# Resonance in RLC Series AC Circuits

## Resonance in RLC Series AC Circuits

How does an RLC circuit behave as a function of the frequency of the driving voltage source? Combining Ohm’s law, $${I}_{\text{rms}}={V}_{\text{rms}}/Z$$, and the expression for impedance $$Z$$ from $$Z=\sqrt{{R}^{2}+({X}_{L}-{X}_{C}{)}^{2}}$$ gives

$${I}_{\text{rms}}=\cfrac{{V}_{\text{rms}}}{\sqrt{{R}^{2}+({X}_{L}-{X}_{C}{)}^{2}}}\text{.}$$

The reactances vary with frequency, with $${X}_{L}$$ large at high frequencies and $${X}_{C}$$ large at low frequencies, as we have seen in three previous examples.
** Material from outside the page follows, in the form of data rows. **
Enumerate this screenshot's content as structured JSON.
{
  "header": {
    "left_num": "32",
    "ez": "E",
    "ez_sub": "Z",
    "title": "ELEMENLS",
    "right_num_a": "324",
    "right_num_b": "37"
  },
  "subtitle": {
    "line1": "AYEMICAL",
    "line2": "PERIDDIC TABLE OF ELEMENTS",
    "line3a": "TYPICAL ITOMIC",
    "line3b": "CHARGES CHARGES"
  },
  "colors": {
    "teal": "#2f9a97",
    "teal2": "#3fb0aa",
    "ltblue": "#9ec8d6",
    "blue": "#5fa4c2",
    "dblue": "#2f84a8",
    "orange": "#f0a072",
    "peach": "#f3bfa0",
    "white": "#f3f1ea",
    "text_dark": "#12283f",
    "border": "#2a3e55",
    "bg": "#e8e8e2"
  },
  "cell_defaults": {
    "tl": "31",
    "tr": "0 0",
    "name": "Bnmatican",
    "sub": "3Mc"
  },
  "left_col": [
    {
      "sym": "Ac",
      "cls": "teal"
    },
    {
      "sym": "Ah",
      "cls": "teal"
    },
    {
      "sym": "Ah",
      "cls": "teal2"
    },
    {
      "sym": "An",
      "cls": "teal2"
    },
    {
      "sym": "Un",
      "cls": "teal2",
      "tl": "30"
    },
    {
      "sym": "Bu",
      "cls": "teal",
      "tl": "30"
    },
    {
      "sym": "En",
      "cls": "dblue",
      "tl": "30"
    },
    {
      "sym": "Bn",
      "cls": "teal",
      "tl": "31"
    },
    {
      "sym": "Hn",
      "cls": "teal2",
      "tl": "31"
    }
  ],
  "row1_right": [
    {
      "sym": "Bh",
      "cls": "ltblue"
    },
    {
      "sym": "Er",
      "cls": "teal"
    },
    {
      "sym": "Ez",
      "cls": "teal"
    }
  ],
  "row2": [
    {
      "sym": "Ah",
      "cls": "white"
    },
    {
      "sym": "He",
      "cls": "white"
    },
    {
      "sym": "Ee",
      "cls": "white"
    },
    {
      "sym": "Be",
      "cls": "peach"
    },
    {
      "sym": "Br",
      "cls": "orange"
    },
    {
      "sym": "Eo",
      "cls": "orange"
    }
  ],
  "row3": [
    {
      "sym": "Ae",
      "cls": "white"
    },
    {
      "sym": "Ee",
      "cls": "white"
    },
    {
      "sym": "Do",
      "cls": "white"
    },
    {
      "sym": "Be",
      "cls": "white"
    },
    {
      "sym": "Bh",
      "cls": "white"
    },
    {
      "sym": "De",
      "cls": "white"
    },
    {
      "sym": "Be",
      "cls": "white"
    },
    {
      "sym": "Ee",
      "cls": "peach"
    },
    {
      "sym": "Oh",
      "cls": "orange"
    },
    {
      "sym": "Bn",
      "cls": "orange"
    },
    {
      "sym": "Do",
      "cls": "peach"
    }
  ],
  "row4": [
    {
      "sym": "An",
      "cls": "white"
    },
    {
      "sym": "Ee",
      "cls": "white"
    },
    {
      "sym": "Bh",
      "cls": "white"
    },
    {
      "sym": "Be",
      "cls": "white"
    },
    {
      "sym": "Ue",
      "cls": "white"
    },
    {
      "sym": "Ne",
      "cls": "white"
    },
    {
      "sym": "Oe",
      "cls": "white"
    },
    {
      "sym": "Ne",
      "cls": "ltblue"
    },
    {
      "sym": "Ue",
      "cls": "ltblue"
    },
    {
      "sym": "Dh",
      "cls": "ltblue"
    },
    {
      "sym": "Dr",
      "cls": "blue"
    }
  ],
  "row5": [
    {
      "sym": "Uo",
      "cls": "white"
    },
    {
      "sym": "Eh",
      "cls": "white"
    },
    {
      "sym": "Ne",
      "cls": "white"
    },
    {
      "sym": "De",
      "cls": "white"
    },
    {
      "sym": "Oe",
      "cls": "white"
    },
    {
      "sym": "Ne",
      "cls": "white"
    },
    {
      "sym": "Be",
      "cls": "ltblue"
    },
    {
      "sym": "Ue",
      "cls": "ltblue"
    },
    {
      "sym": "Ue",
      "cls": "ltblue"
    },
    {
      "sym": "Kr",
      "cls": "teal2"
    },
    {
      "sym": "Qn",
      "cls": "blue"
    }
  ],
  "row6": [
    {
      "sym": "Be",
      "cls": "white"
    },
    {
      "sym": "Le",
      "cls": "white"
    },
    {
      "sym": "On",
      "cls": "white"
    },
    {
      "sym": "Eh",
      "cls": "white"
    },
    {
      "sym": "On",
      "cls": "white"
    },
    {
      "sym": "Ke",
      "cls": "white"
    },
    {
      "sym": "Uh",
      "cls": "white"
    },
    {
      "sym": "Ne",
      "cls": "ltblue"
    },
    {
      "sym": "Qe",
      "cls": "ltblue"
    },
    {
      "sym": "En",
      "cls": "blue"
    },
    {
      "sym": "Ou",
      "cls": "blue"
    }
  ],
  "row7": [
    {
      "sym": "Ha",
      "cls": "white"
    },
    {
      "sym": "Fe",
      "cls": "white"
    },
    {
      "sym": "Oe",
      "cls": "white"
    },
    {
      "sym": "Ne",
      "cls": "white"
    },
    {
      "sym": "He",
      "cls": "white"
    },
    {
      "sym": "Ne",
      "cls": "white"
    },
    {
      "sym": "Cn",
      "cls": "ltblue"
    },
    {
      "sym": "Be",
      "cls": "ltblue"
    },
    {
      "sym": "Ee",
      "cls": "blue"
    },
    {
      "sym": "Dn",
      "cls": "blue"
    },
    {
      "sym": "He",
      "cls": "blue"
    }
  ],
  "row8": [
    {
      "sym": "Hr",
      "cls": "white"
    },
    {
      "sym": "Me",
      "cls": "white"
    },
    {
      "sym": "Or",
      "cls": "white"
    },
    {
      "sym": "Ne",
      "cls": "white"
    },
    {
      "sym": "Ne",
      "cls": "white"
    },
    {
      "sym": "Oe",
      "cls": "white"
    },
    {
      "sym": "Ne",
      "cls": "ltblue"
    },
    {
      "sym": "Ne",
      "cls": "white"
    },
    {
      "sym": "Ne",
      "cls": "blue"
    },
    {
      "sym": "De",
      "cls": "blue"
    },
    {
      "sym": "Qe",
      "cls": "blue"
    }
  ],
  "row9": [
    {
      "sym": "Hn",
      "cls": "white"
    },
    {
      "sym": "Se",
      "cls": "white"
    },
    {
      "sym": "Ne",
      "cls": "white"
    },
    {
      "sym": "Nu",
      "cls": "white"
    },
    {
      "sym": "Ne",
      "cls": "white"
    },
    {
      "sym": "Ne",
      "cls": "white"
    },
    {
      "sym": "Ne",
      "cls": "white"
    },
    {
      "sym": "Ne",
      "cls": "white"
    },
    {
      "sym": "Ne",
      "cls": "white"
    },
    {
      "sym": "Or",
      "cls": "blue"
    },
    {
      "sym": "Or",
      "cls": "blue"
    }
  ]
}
At some intermediate frequency $${f}_{0}$$, the reactances will be equal and cancel, giving $$Z=R$$ —this is a minimum value for impedance, and a maximum value for $${I}_{\text{rms}}$$ results. We can get an expression for $${f}_{0}$$ by taking

$${X}_{L}={X}_{C}\text{.}$$

Substituting the definitions of $${X}_{L}$$ and $${X}_{C}$$,

$$2{\mathrm{\pi f}}_{0}L=\cfrac{1}{2{\mathrm{\pi f}}_{0}C}\text{.}$$

Solving this expression for $${f}_{0}$$ yields

$${f}_{0}=\cfrac{1}{2\pi \sqrt{\text{LC}}}\text{,}$$

where $${f}_{0}$$ is the resonant frequency of an RLC series circuit. This is also the natural frequency at which the circuit would oscillate if not driven by the voltage source. At $${f}_{0}$$, the effects of the inductor and capacitor cancel, so that $$Z=R$$, and $${I}_{\text{rms}}$$ is a maximum.

Resonance in AC circuits is analogous to mechanical resonance, where resonance is defined to be a forced oscillation—in this case, forced by the voltage source—at the natural frequency of the system. The receiver in a radio is an RLC circuit that oscillates best at its $${f}_{0}$$. A variable capacitor is often used to adjust $${f}_{0}$$ to receive a desired frequency and to reject others. This figure is a graph of current as a function of frequency, illustrating a resonant peak in $${I}_{\text{rms}}$$ at $${f}_{0}$$. The two curves are for two different circuits, which differ only in the amount of resistance in them. The peak is lower and broader for the higher-resistance circuit. Thus the higher-resistance circuit does not resonate as strongly and would not be as selective in a radio receiver, for example.